How does Pluristem’s drug work? Here is how CEO Yaky Yanay explains it:

“Patients who are in severe condition and dying are actually dying from a severe respiratory condition. What is actually happening is there is a very high level of inflammation and at a certain point the immune system of the patient will attack [the patient], mostly in the lungs.   Until now, Pluristem’s technology has been largely used to treat people suffering from poor blood flow to the legs, but the company’s scientists were able to quickly repurpose the cells to treat coronavirus patients.   “We take cells from the placenta after full-term delivery and we have developed technology to expand the cells to very large numbers, in an environment that mimics the human body,” Yanay said. “The technology allows us to treat more than 20,000 people from a single placenta.”

       His team “programs” the cells, which then have a wide range of proteins they can secrete. The cells don’t just deliver the proteins but also “adjust the level of secretion based on signals they receive from the body.”

       The US FDA allows using the drug on compassionate grounds for very seriously ill patients. But for widespread use, full-scale three-phase clinical trials are necessary, and are already well underway.

How Israel Is Handling the Nursing Home Crisis

By Shlomo Maital

In the novel coronavirus pandemic, nursing homes have been a disaster, with many tragedies. This is just one terrible example, in New Jersey:

           “29 Dead at One Nursing Home From the Virus. Or More. No One Will Say.] By Monday, the police in a small New Jersey town had gotten an anonymous tip about a body being stored in a shed outside one of the state’s largest nursing homes. When the police arrived, the corpse had been removed from the shed, but they discovered 17 bodies piled inside the nursing home in a small morgue intended to hold no more than four people.   “They were just overwhelmed by the amount of people who were expiring,” said Eric C. Danielson, the police chief in Andover, a small township in Sussex County, the state’s northernmost county.

  In Israel, too there have been nursing home tragedies. Family are banned from visits; and caregivers bring in the virus and the elderly are afflicted.

     After several such scandals, Israel has taken action. A former Director-General of the Ministry of Health, Dr. Ronnie Gamzu, now head of a large Israeli hospital, was asked by the Ministry of Health to shape a comprehensive plan for protecting Israel’s nursing home residents. His 100 page document is revealing.

     It calls for 600 Home Front soldiers to monitor entry to the homes. Notice that a former Health Ministry senior official does not trust the Ministry itself to handle the problem, but instead appeals to the Army. And those 600 can be increased to 1,000, if needed. Many in Israel believe that the overall management of the pandemic should have been placed in the hands of an interdisciplinary team led and run by the Israel Defense Forces.
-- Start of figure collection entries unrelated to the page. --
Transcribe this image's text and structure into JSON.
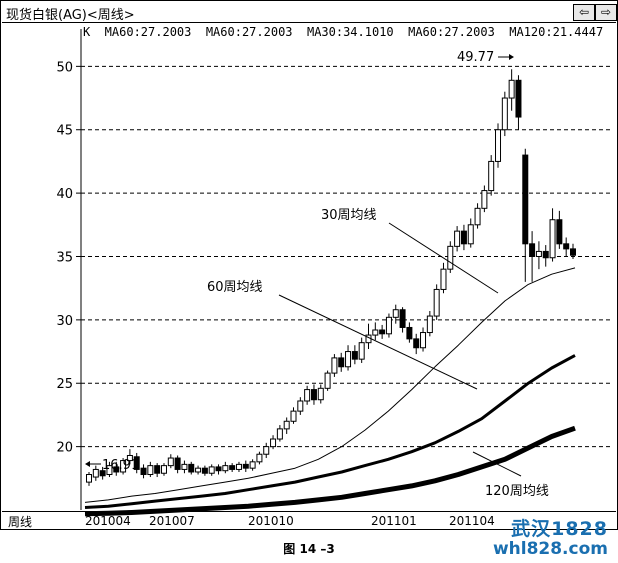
{
  "window": {
    "title": "现货白银(AG)<周线>",
    "prev_label": "⇦",
    "next_label": "⇨"
  },
  "legend_line": "K  MA60:27.2003  MA60:27.2003  MA30:34.1010  MA60:27.2003  MA120:21.4447",
  "x_axis_name": "周线",
  "caption": "图 14 –3",
  "watermark": {
    "line1": "武汉1828",
    "line2": "whl828.com"
  },
  "colors": {
    "ink": "#000000",
    "grid": "#000000",
    "watermark": "#1a6fb0"
  },
  "chart_data": {
    "type": "candlestick",
    "ylim": [
      15,
      52
    ],
    "yticks": [
      20,
      25,
      30,
      35,
      40,
      45,
      50
    ],
    "grid": "dashed horizontal",
    "x_ticks": [
      "201004",
      "201007",
      "201010",
      "201101",
      "201104"
    ],
    "annotations": {
      "high_label": "49.77",
      "low_label": "16.91",
      "ma30": "30周均线",
      "ma60": "60周均线",
      "ma120": "120周均线"
    },
    "candles": [
      [
        17.2,
        17.8,
        16.9,
        18.0
      ],
      [
        17.6,
        18.2,
        17.3,
        18.5
      ],
      [
        18.1,
        17.7,
        17.4,
        18.4
      ],
      [
        17.8,
        18.5,
        17.6,
        18.8
      ],
      [
        18.4,
        18.0,
        17.7,
        18.8
      ],
      [
        18.0,
        18.9,
        17.8,
        19.1
      ],
      [
        18.9,
        19.3,
        18.6,
        19.8
      ],
      [
        19.2,
        18.2,
        17.9,
        19.5
      ],
      [
        18.3,
        17.8,
        17.5,
        18.6
      ],
      [
        17.8,
        18.5,
        17.6,
        18.8
      ],
      [
        18.5,
        17.9,
        17.6,
        18.7
      ],
      [
        17.9,
        18.5,
        17.7,
        18.7
      ],
      [
        18.5,
        19.1,
        18.3,
        19.4
      ],
      [
        19.1,
        18.2,
        17.9,
        19.3
      ],
      [
        18.2,
        18.6,
        17.9,
        18.9
      ],
      [
        18.6,
        18.0,
        17.8,
        18.8
      ],
      [
        18.0,
        18.3,
        17.8,
        18.5
      ],
      [
        18.3,
        17.9,
        17.7,
        18.5
      ],
      [
        17.9,
        18.4,
        17.7,
        18.6
      ],
      [
        18.4,
        18.1,
        17.8,
        18.6
      ],
      [
        18.1,
        18.5,
        17.9,
        18.8
      ],
      [
        18.5,
        18.2,
        18.0,
        18.7
      ],
      [
        18.2,
        18.6,
        18.0,
        18.8
      ],
      [
        18.6,
        18.3,
        18.0,
        18.9
      ],
      [
        18.3,
        18.8,
        18.1,
        19.0
      ],
      [
        18.8,
        19.4,
        18.6,
        19.6
      ],
      [
        19.4,
        20.0,
        19.1,
        20.3
      ],
      [
        20.0,
        20.6,
        19.8,
        20.9
      ],
      [
        20.6,
        21.4,
        20.4,
        21.7
      ],
      [
        21.4,
        22.0,
        21.0,
        22.3
      ],
      [
        22.0,
        22.8,
        21.8,
        23.1
      ],
      [
        22.8,
        23.6,
        22.5,
        23.9
      ],
      [
        23.6,
        24.5,
        23.3,
        24.8
      ],
      [
        24.5,
        23.7,
        23.3,
        24.9
      ],
      [
        23.7,
        24.6,
        23.4,
        24.9
      ],
      [
        24.6,
        25.8,
        24.4,
        26.0
      ],
      [
        25.8,
        27.0,
        25.5,
        27.3
      ],
      [
        27.0,
        26.3,
        25.9,
        27.4
      ],
      [
        26.3,
        27.5,
        26.0,
        28.0
      ],
      [
        27.5,
        26.9,
        26.5,
        28.0
      ],
      [
        26.9,
        28.2,
        26.6,
        28.6
      ],
      [
        28.2,
        28.8,
        27.7,
        29.7
      ],
      [
        28.8,
        29.2,
        28.4,
        29.8
      ],
      [
        29.2,
        28.9,
        28.5,
        29.6
      ],
      [
        28.9,
        30.2,
        28.6,
        30.5
      ],
      [
        30.2,
        30.8,
        29.7,
        31.2
      ],
      [
        30.8,
        29.4,
        29.0,
        31.0
      ],
      [
        29.4,
        28.5,
        28.2,
        29.8
      ],
      [
        28.5,
        27.8,
        27.3,
        28.9
      ],
      [
        27.8,
        29.0,
        27.5,
        29.4
      ],
      [
        29.0,
        30.3,
        28.7,
        30.7
      ],
      [
        30.3,
        32.4,
        30.0,
        32.8
      ],
      [
        32.4,
        34.0,
        32.1,
        34.5
      ],
      [
        34.0,
        35.8,
        33.7,
        36.2
      ],
      [
        35.8,
        37.0,
        35.4,
        37.4
      ],
      [
        37.0,
        36.0,
        35.5,
        37.5
      ],
      [
        36.0,
        37.5,
        35.7,
        38.0
      ],
      [
        37.5,
        38.8,
        37.2,
        39.2
      ],
      [
        38.8,
        40.2,
        38.5,
        40.6
      ],
      [
        40.2,
        42.5,
        39.8,
        43.0
      ],
      [
        42.5,
        45.0,
        42.0,
        45.5
      ],
      [
        45.0,
        47.5,
        44.5,
        48.0
      ],
      [
        47.5,
        48.9,
        46.5,
        49.77
      ],
      [
        48.9,
        46.0,
        45.0,
        49.3
      ],
      [
        43.0,
        36.0,
        33.0,
        43.5
      ],
      [
        36.0,
        35.0,
        33.0,
        37.0
      ],
      [
        35.0,
        35.4,
        34.0,
        36.2
      ],
      [
        35.4,
        34.9,
        34.2,
        35.9
      ],
      [
        34.9,
        37.9,
        34.6,
        38.8
      ],
      [
        37.9,
        36.0,
        35.6,
        38.6
      ],
      [
        36.0,
        35.6,
        35.0,
        36.5
      ],
      [
        35.6,
        35.1,
        34.8,
        36.0
      ]
    ],
    "series": [
      {
        "name": "30周均线",
        "values": [
          15.6,
          15.8,
          16.1,
          16.3,
          16.6,
          16.9,
          17.2,
          17.5,
          17.9,
          18.3,
          19.0,
          20.0,
          21.3,
          22.8,
          24.5,
          26.3,
          28.0,
          29.8,
          31.5,
          32.8,
          33.6,
          34.1
        ]
      },
      {
        "name": "60周均线",
        "values": [
          15.2,
          15.3,
          15.5,
          15.7,
          15.9,
          16.1,
          16.3,
          16.6,
          16.9,
          17.2,
          17.6,
          18.0,
          18.5,
          19.0,
          19.6,
          20.3,
          21.2,
          22.2,
          23.6,
          25.0,
          26.2,
          27.2
        ]
      },
      {
        "name": "120周均线",
        "values": [
          14.7,
          14.75,
          14.8,
          14.9,
          15.0,
          15.1,
          15.2,
          15.3,
          15.45,
          15.6,
          15.8,
          16.0,
          16.3,
          16.6,
          16.9,
          17.3,
          17.8,
          18.4,
          19.0,
          19.9,
          20.8,
          21.45
        ]
      }
    ]
  }
}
     Nursing homes are vulnerable. The elderly in them need caregivers. And the caregivers need the work, because they are poorly paid. So, you cannot quarantine or exclude the caregivers, despite the risk. Testing every single one is a possible answer, but you would need to do this very often – Caregiver A could be ‘clean’ today, but infected tomorrow.

   Better late than never? Hard to say that, when it comes to the elderly, many of whom survived the Holocaust. Let us protect and care for them properly, and not make excuses.